Takikawa Yoriko, Kawagoe Reiko, Hikosaka Okihide
Department of Physiology, Juntendo University, School of Medicine, Tokyo 113-8421, Japan.
J Neurophysiol. 2004 Oct;92(4):2520-9. doi: 10.1152/jn.00238.2004. Epub 2004 May 26.

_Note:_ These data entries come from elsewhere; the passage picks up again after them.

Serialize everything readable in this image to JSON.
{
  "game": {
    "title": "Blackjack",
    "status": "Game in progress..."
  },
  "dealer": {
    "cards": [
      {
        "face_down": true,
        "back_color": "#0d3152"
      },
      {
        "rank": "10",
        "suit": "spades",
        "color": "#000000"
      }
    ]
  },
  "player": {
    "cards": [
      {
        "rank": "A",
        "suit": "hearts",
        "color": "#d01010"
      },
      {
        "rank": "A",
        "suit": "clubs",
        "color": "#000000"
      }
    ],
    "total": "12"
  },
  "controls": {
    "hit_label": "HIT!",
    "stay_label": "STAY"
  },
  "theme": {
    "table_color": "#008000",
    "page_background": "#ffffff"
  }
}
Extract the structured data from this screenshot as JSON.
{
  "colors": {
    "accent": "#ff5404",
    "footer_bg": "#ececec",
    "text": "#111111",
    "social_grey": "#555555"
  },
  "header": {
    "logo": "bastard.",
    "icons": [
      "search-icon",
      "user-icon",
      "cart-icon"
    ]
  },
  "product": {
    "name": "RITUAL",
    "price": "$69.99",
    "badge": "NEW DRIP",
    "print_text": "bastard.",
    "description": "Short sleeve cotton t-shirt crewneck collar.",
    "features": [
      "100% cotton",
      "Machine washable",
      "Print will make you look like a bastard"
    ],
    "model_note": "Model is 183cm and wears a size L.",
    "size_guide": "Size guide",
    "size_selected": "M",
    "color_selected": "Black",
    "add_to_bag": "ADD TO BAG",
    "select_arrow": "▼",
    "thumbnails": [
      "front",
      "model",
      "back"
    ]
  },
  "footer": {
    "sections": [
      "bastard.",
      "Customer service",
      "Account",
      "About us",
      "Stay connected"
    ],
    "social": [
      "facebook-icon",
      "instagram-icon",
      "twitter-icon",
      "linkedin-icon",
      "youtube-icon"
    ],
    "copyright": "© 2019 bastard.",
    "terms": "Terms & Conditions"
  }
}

Dopamine (DA) neurons respond to sensory stimuli that predict reward. To understand how DA neurons acquire such ability, we trained monkeys on a one-direction-rewarded version of memory-guided saccade task (1DR) only when we recorded from single DA neurons. In 1DR, position-reward mapping was changed across blocks of trials. In the early stage of training of 1DR, DA neurons responded to reward delivery; in the later stages, they responded predominantly to the visual cue that predicted reward or no reward (reward predictor) differentially. We found that such a shift of activity from reward to reward predictor also occurred within a block of trials after position-reward mapping was altered. A main effect of long-term training was to accelerate the within-block reward-to-predictor shift of DA neuronal responses. The within-block shift appeared first in the intermediate stage, but was slow, and DA neurons often responded to the cue that indicated reward in the preceding block. In the advanced stage, the reward-to-predictor shift occurred quickly such that the DA neurons' responses to visual cues faithfully matched the current position-reward mapping. Changes in the DA neuronal responses co-varied with the reward-predictive differentiation of saccade latency both in short-term (within-block) and long-term adaptation. DA neurons' response to the fixation point also underwent long-term changes until it occurred predominantly in the first trial within a block. This might trigger a switch between the learned sets. These results suggest that midbrain DA neurons play an essential role in adapting oculomotor behavior to frequent switches in position-reward mapping.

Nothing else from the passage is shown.